Dad and I ventured back into downtown Vicksburg to explore a bit. Nestled on the side of a hill, the community is great and it filled with old architecture, neat shops, great restaurants and river culture. We found this great building on the riverfront, and I thanked Mike Hyatt again.
Along the river are panels of murals, a touch that has become very popular in many of the river communities that we’ve visited. Obviously, I’m a fan.
I thanked my buddy Mike “Scar” Scarlatelli in front of a mural that included Teddy Roosevelt and his crew. I can picture Scar on a horse next to these fellas. Scar is the Warden for Phi Delta Theta, the guy who brings the order. Thanks Scar!
Our lodging for the evening was incredible. I connected with H.C. Porter on Airbnb leading up to the trip. She rents out an entire floor apartment above her art studio in Vicksburg. Here’s the greatest thing about Airbnb. You build reviews through your stays. If you are respectful of other peoples’ properties, you get good reviews. When you have good reviews, you can show up in Vicksburg and be handed a key to the gallery for an amazing overnight experience! I love that trust is the bedrock of the platform.

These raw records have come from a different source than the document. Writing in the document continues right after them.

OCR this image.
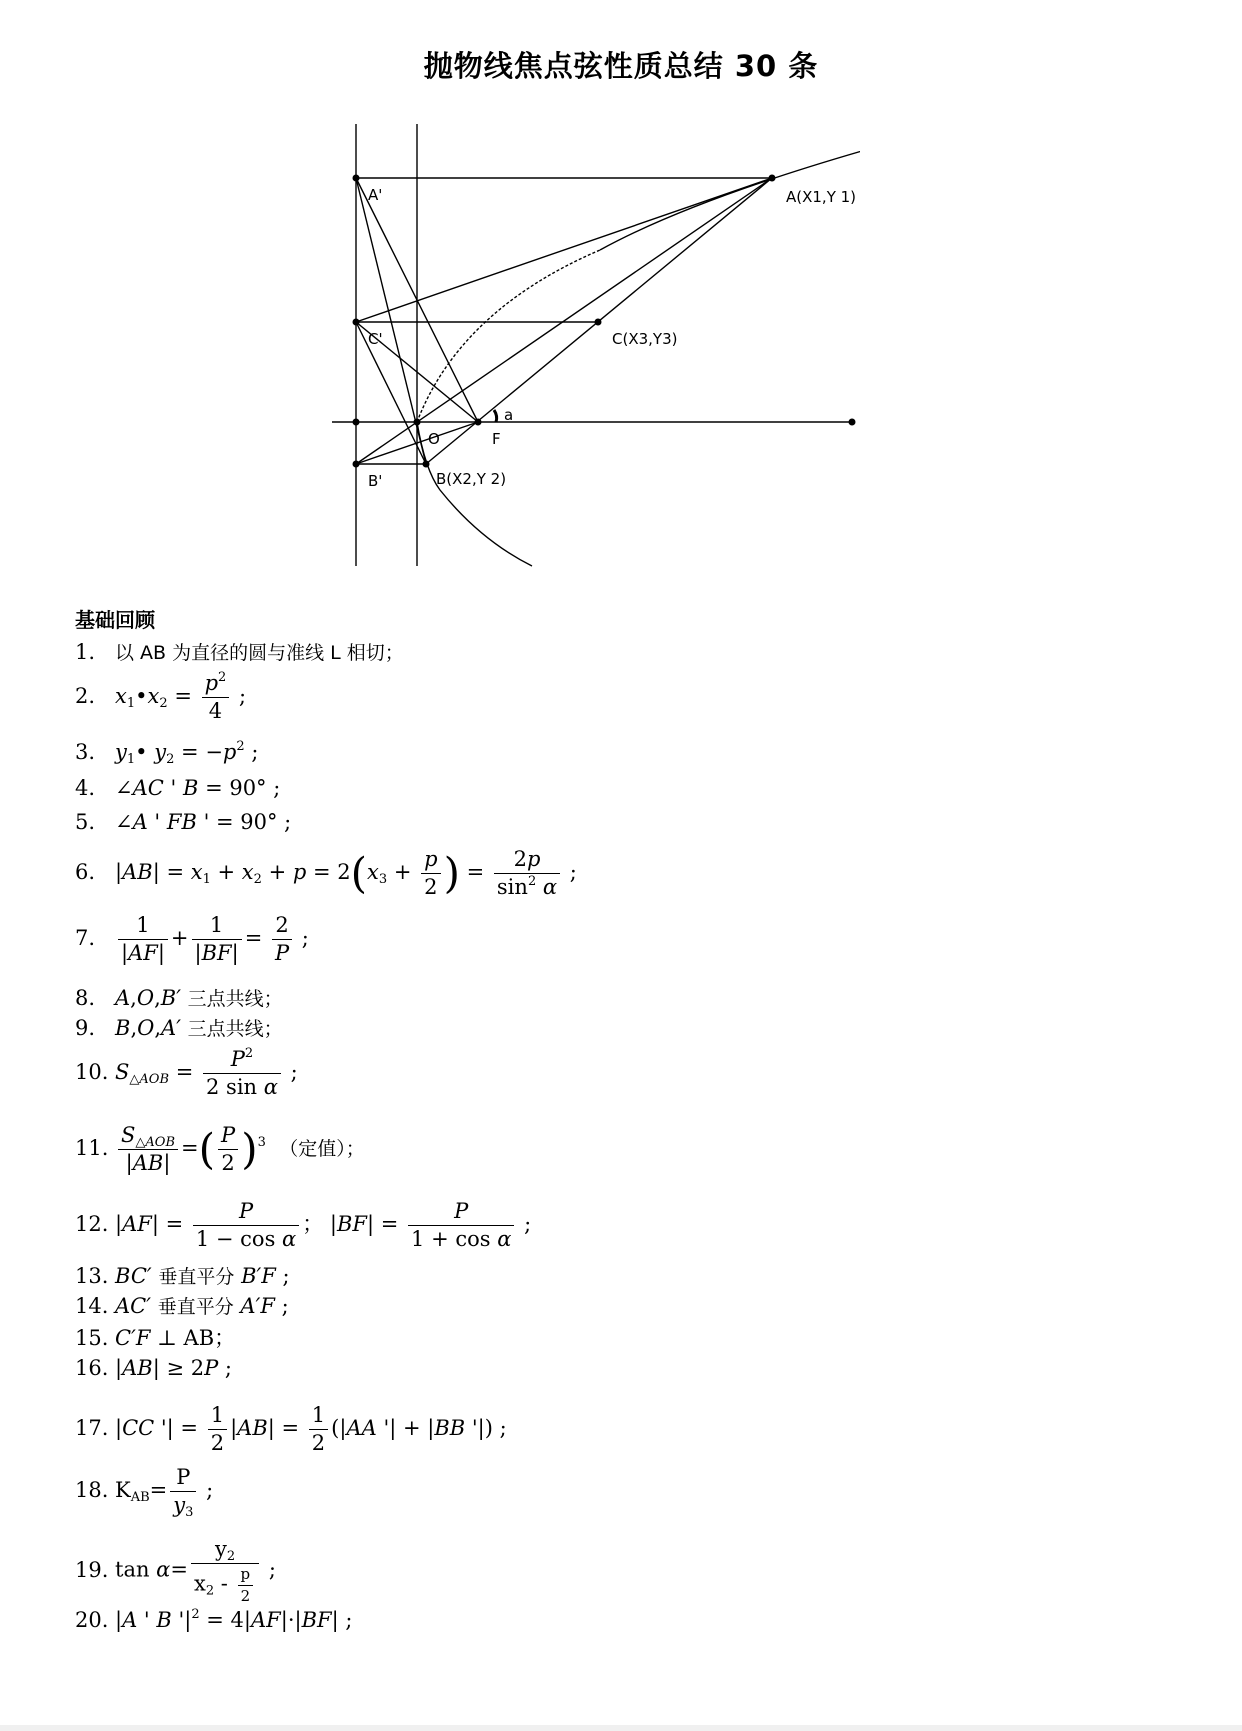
抛物线焦点弦性质总结 30 条
A'	A(X1,Y 1)
C'	C(X3,Y3)
a
O	F
B'	B(X2,Y 2)
基础回顾
1. 以 AB 为直径的圆与准线 L 相切；
2. $x_1•x_2 = \frac{p^2}{4}$ ;
3. $y_1•$ $y_2 = -p^2$ ;
4. ∠AC ' B = 90° ;
5. ∠A ' FB ' = 90° ;
6. $|AB| = x_1 + x_2 + p = 2(x_3 + \frac{p}{2}$ ) = $\frac{2p}{\sin^2 \alpha}$ ;
7. $\frac{1}{|AF|} + \frac{1}{|BF|} = \frac{2}{P}$ ;
8. A,O,B′ 三点共线；
9. B,O,A′ 三点共线；
10. $S_{\triangle AOB} = \frac{P^2}{\text{2 sin α}}$ ;
11. $\frac{S_{\triangle AOB}}{|AB|}$ =( $\frac{P}{2} )^3$ （定值）；
12. $|AF| = \frac{P}{\text{1 − cos α}}$ ； $|BF| = \frac{P}{\text{1 + cos α}}$ ;
13. BC′ 垂直平分 B′F ;
14. AC′ 垂直平分 A′F ;
15. C′F ⊥ AB；
16. |AB| ≥ 2P ;
17. |CC '| = $\frac{1}{2} |AB| = \frac{1}{2} (|AA$ '| + |BB '|) ;
18. $K_{AB}= \frac{P}{y_3}$ ;
19. $\tan \alpha= \frac{y_2}{x_2 - \frac{p}{2}}$ ;
20. |A ' B '$|^2 = 4|AF|\cdot|BF|$ ;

The apartment is ~2,200 square feet and it filled with fun art and sculptures. I FaceTimed with my kids and they LOVED seeing all the art.
It even has its own rooftop to enjoy the Vicksburg weather. A simply stunning apartment. Thanks H.C.!
We celebrated the day with an amazing dinner at Rusty’s down the road from where we were staying. Gumbo, an oyster po’ boy, a local beer and Mississippi Mud Pie. Does it get any better?